Many of us are happy with extreme measures in response to an extreme situation – but what happens when that extreme situation becomes the norm?

The main difficulty for Australians in the coming months will be deciding how much we want to be protected and how much more power we are happy to hand over to the state. Many of us are happy with extreme measures in response to an extreme situation – but what happens when that extreme situation becomes the norm? During the last, brief Perth lockdown I overheard a parent in the schoolyard say he was glad the West Australian premier had taken such strict measures to protect us here, “but I kind of wish he would stop now.”

The likelihood is that parent will soon get his wish. With an election pending, Morrison is hoping to go down as the man who reopened Australia. He’s pinning his hopes on optimistic modelling that suggests infections can be kept down to influenza-style levels with some measures left in place, even if lockdowns are binned. This modelling has a 180-day lifespan, which might just be long enough for Morrison to go to an election before Australians discover exactly how optimistic it is.

The paradox is, of course, that most Australians have been far more free than most of the world over the past 18 months precisely because of the restrictions in place around travel and a tendency in most states towards strict, snap lockdowns.
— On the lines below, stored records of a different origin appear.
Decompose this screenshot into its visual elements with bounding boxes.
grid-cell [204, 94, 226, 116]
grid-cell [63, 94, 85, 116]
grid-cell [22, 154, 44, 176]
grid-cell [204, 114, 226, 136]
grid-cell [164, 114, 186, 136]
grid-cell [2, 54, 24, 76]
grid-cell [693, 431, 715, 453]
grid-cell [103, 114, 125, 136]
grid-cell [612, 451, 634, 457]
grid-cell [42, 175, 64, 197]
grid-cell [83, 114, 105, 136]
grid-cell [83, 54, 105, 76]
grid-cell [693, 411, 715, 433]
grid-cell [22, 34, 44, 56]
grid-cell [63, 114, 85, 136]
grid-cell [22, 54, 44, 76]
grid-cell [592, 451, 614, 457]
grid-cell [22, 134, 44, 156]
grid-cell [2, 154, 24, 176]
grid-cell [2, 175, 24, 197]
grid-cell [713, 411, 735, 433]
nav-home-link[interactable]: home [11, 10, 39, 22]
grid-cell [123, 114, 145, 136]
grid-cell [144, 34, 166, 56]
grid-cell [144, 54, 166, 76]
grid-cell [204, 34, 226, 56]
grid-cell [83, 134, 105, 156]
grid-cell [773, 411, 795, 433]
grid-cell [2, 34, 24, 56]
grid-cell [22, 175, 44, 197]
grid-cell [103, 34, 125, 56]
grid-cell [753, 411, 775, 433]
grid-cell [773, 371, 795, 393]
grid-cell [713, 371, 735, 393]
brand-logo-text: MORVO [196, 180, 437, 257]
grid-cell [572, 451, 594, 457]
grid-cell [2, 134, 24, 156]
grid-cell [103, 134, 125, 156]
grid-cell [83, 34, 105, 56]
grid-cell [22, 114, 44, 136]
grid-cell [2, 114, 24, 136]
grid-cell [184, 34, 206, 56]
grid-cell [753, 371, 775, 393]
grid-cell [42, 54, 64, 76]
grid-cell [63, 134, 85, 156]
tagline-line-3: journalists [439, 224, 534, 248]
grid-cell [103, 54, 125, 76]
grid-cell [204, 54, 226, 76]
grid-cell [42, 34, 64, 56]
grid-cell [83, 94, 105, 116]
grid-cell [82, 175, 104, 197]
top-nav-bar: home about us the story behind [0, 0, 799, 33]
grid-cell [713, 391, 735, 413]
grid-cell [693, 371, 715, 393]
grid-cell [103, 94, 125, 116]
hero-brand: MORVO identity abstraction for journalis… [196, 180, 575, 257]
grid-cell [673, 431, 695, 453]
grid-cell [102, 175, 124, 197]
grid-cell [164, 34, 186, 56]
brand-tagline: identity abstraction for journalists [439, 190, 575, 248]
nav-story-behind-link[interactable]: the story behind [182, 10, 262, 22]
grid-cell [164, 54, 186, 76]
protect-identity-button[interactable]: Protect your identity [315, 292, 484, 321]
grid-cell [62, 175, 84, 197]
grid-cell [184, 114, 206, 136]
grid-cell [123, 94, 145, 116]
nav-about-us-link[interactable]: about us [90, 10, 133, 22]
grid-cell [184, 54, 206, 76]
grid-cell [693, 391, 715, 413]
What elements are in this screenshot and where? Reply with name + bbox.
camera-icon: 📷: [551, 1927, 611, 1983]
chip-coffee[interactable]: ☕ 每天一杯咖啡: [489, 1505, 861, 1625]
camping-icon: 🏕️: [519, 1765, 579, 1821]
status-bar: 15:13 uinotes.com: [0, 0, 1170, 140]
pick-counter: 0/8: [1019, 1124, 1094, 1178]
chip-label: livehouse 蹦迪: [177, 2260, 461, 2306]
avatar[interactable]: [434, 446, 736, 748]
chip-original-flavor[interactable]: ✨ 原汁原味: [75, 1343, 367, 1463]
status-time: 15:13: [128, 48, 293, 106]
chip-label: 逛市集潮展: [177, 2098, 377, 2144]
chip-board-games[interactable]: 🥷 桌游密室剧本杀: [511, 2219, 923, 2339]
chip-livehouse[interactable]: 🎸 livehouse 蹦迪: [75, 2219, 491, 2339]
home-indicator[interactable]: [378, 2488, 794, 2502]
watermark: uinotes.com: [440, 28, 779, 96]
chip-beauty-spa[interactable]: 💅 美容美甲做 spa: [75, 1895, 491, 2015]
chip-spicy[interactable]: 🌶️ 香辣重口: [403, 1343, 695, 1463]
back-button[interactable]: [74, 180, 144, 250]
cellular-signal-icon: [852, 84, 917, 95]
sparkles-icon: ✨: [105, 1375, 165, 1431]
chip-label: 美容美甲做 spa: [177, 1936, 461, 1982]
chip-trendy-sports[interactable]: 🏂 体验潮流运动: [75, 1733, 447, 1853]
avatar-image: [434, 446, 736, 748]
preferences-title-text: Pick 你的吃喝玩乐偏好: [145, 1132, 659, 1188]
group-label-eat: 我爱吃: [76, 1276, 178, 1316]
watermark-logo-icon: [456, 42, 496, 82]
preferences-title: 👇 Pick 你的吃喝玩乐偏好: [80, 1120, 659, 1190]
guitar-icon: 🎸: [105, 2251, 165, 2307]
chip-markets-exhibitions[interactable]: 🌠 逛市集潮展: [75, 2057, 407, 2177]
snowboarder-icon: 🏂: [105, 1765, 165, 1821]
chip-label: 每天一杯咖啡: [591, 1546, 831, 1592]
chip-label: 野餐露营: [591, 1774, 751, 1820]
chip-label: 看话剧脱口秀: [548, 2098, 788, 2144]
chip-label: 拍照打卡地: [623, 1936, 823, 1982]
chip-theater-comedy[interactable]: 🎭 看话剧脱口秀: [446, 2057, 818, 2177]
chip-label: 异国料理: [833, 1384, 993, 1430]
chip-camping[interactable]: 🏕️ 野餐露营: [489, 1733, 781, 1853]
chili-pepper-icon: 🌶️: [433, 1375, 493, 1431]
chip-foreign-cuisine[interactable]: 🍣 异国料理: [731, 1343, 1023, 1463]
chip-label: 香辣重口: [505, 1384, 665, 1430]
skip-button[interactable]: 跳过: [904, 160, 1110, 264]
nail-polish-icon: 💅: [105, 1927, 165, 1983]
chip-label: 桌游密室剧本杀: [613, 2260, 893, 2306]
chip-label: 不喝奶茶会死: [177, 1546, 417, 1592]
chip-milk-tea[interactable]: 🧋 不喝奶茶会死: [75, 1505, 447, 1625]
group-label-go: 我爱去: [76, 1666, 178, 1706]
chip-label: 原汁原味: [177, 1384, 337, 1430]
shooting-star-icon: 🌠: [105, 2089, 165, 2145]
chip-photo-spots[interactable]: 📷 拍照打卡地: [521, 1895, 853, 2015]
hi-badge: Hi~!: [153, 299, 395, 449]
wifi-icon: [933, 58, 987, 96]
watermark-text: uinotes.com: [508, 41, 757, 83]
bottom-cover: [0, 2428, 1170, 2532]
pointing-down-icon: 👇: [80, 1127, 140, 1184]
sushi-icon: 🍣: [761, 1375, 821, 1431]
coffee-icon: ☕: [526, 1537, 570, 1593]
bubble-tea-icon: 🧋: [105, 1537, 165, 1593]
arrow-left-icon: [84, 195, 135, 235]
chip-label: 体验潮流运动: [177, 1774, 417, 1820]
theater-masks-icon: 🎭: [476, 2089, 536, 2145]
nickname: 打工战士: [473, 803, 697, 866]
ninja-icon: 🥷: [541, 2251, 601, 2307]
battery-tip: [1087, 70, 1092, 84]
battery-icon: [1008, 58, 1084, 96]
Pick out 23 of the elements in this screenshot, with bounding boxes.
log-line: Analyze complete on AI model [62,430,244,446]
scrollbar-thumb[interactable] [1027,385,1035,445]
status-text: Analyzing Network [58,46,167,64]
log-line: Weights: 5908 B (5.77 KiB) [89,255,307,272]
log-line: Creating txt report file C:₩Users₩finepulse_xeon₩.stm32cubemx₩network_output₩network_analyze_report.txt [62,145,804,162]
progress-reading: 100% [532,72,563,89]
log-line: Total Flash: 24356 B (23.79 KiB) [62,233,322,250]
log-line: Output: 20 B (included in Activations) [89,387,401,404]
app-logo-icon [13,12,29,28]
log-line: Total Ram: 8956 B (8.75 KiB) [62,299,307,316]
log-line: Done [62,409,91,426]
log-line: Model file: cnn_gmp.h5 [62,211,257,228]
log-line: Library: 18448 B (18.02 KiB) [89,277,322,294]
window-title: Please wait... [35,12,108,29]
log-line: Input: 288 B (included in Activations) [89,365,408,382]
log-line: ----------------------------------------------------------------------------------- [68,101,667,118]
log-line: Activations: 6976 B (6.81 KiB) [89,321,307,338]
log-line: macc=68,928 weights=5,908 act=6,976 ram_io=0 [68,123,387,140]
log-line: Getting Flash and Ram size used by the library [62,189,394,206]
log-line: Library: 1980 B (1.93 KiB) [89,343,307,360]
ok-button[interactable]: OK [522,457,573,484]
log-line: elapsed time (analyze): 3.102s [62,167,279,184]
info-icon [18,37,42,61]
Western Australia, where lockdowns have been fastest and restrictions strictest, is in boom, packed to the gills with people who have escaped the virus interstate or overseas. Our prison has been our liberation. We’ve had the freedom to imagine that living with Covid wouldn’t be that bad, actually. Our “freedom day” may well feel more like judgement day, as the cases mount. Australia is often mocked for living in the past, but the future is coming. I don’t think we’re going to like it.